Part 1:   Give the details of the organisation including the name and role of the person filling in the application form. The objects of your organisation should be those stated in your constitution or articles of association.

Part 2:  Give full details of the project for which you are requesting funding and the amount being sought. Please include the anticipated number of beneficiaries and their ages. If you are targeting a particular group identified by illness, disability, or geographical location please indicate this in describing the beneficiaries.

Give the specific objects or targets of the project and how these will be achieved. If the general aim is to promote the personal and social education of children with disability, will your objective be running events during school holidays, working in association with a school, or running an after school club? If your aim is relief of sickness will you be providing specialised support to children and their families, providing adaptive equipment for home use, or specialised paediatric medical services or facilities?

You may wish to apply for funding to maintain the work of your charity. If so, describe the aspect of the work, which needs financial assistance.

Give a time frame or outline for your project. This should include setting up the project and how long you intend to run the project.

Please keep the project description brief, but if you feel you need to provide additional information continue your description on an additional sheet.

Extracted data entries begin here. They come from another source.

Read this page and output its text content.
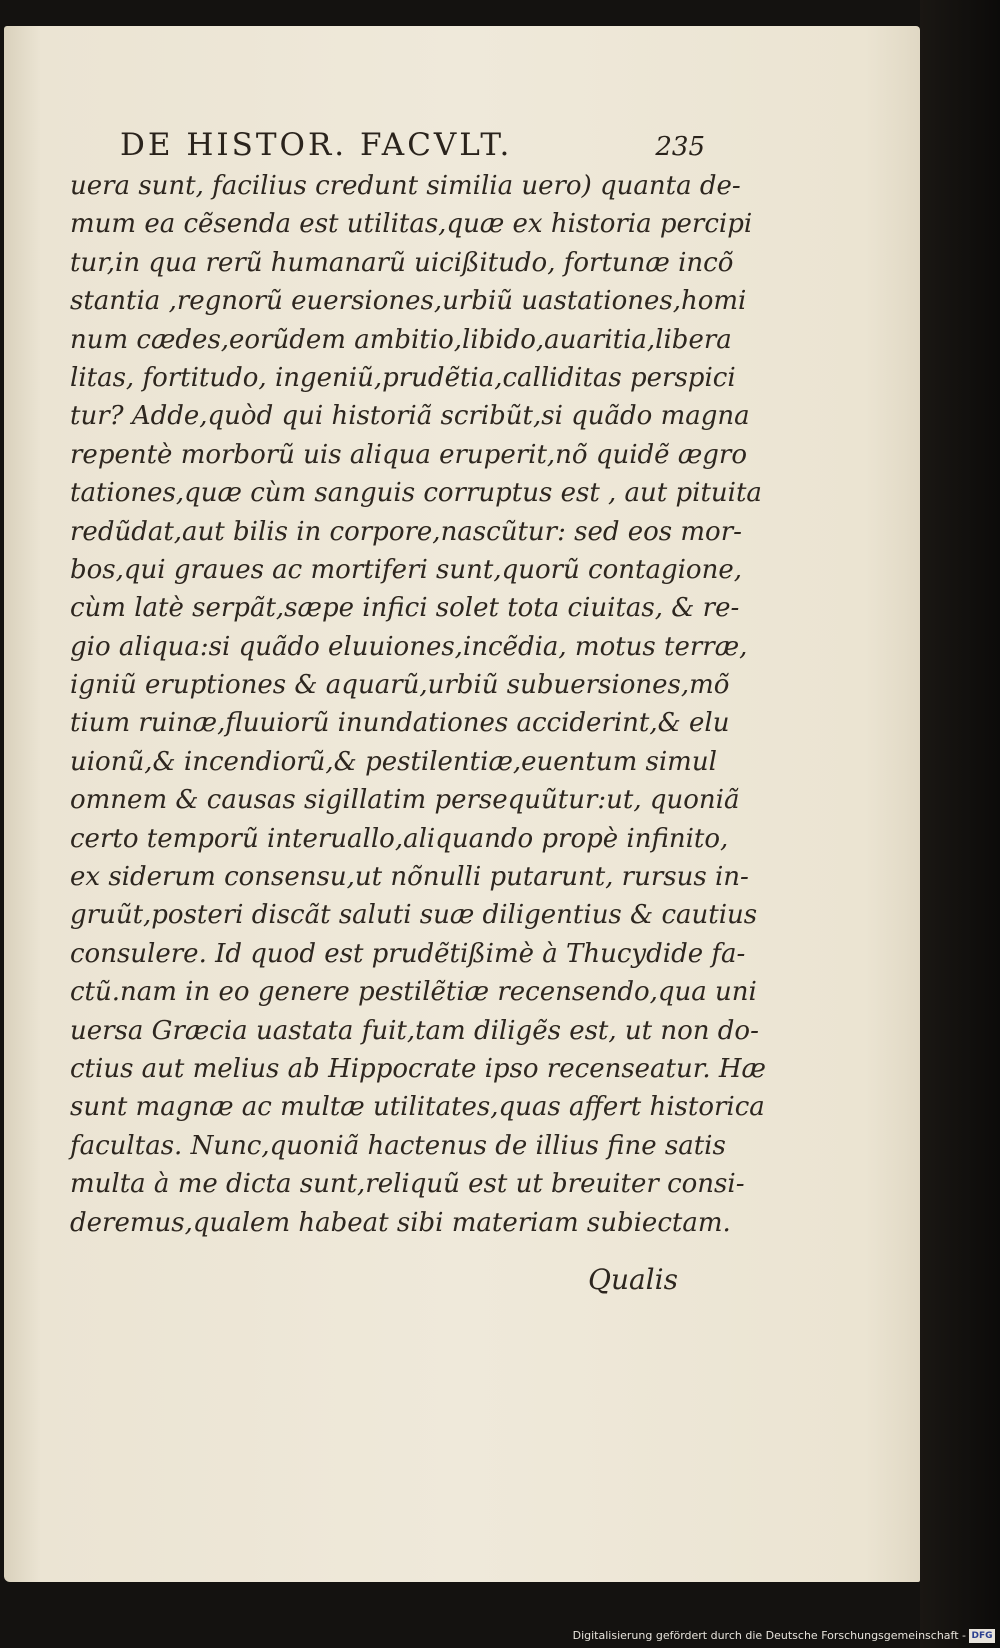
DE HISTOR. FACVLT.	235
uera sunt, facilius credunt similia uero) quanta de-
mum ea cẽsenda est utilitas,quæ ex historia percipi
tur,in qua rerũ humanarũ uicißitudo, fortunæ incõ
stantia ,regnorũ euersiones,urbiũ uastationes,homi
num cædes,eorũdem ambitio,libido,auaritia,libera
litas, fortitudo, ingeniũ,prudẽtia,calliditas perspici
tur? Adde,quòd qui historiã scribũt,si quãdo magna
repentè morborũ uis aliqua eruperit,nõ quidẽ ægro
tationes,quæ cùm sanguis corruptus est , aut pituita
redũdat,aut bilis in corpore,nascũtur: sed eos mor-
bos,qui graues ac mortiferi sunt,quorũ contagione,
cùm latè serpãt,sæpe infici solet tota ciuitas, & re-
gio aliqua:si quãdo eluuiones,incẽdia, motus terræ,
igniũ eruptiones & aquarũ,urbiũ subuersiones,mõ
tium ruinæ,fluuiorũ inundationes acciderint,& elu
uionũ,& incendiorũ,& pestilentiæ,euentum simul
omnem & causas sigillatim persequũtur:ut, quoniã
certo temporũ interuallo,aliquando propè infinito,
ex siderum consensu,ut nõnulli putarunt, rursus in-
gruũt,posteri discãt saluti suæ diligentius & cautius
consulere. Id quod est prudẽtißimè à Thucydide fa-
ctũ.nam in eo genere pestilẽtiæ recensendo,qua uni
uersa Græcia uastata fuit,tam diligẽs est, ut non do-
ctius aut melius ab Hippocrate ipso recenseatur. Hæ
sunt magnæ ac multæ utilitates,quas affert historica
facultas. Nunc,quoniã hactenus de illius fine satis
multa à me dicta sunt,reliquũ est ut breuiter consi-
deremus,qualem habeat sibi materiam subiectam.
Qualis
Digitalisierung gefördert durch die Deutsche Forschungsgemeinschaft - DFG
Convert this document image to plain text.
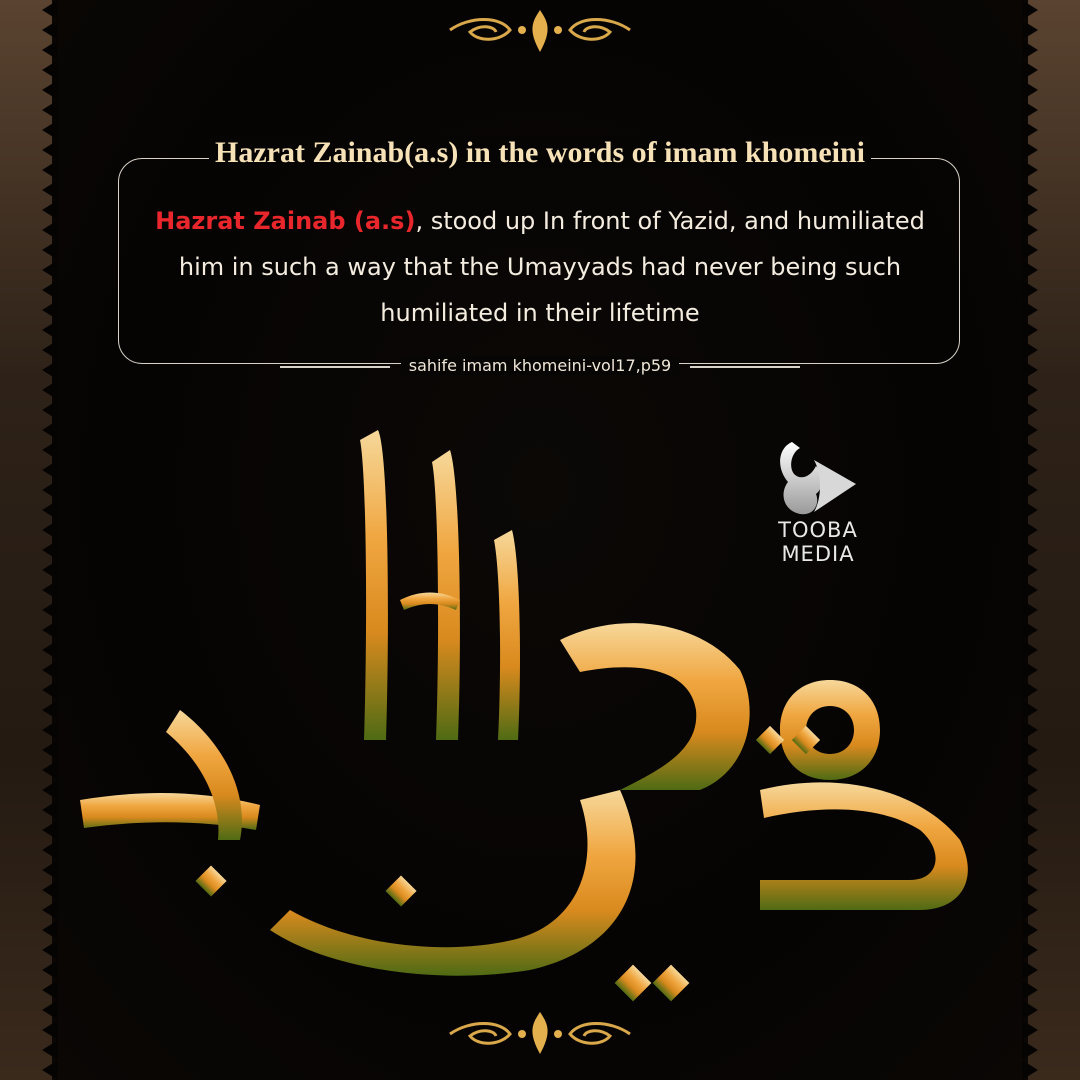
Hazrat Zainab(a.s) in the words of imam khomeini
Hazrat Zainab (a.s), stood up In front of Yazid, and humiliated
him in such a way that the Umayyads had never being such
humiliated in their lifetime
sahife imam khomeini-vol17,p59
TOOBA MEDIA
عقیله الطالبین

Part 3:   Please give the budget and funding for the project.  If you fail to secure the full funding for the project, please indicate what changes you expect to make to the project and its delivery. These may include fewer beneficiaries, a shorter project, fewer staff, or even cancellation of project.

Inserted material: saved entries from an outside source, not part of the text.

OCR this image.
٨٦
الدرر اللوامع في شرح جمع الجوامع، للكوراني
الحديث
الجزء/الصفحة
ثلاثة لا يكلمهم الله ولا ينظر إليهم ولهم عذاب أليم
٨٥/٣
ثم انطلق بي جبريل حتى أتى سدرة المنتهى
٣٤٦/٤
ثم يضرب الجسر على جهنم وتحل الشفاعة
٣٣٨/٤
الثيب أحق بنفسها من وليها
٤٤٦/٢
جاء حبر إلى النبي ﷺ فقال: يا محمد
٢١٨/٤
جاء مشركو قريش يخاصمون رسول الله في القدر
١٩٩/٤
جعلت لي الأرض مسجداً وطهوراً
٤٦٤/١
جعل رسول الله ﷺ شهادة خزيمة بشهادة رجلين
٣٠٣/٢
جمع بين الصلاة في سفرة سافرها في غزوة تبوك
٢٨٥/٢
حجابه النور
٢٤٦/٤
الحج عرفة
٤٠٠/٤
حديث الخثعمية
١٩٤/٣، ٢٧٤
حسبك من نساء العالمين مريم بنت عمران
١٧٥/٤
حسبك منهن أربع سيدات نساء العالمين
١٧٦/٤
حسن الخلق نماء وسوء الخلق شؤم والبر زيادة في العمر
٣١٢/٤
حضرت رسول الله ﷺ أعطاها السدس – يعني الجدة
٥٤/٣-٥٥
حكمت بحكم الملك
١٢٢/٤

Part 4:  Please indicate any connections your organisation may have with Quakers, either currently or historically. We would welcome a letter of support from a Member or Attender of a Quaker Meeting who is familiar with your work. Please tick the appropriate box in Part 1.

Referees should be two people, not necessarily Quakers, who are familiar with your project or work. The first should be a Trustee or Management Committee member who can provide us with additional information about the organisation and this project if needed. The second referee should be someone outside the organisation who can testify to the quality of your work and the ability of the organisation to deliver the proposed project. (e.g. visiting medical practitioner or other professional, former parent, or a young person who has benefitted from your work in the past.)

Deadline for applications
The Trustees of the John Horniman’s Children’s Trust usually meet in May and November. Please ensure your application is with the Secretary by the 31st March for consideration at our May meeting and 30th September for our November meeting.  All applicants will be informed of the final decision of the Trustees.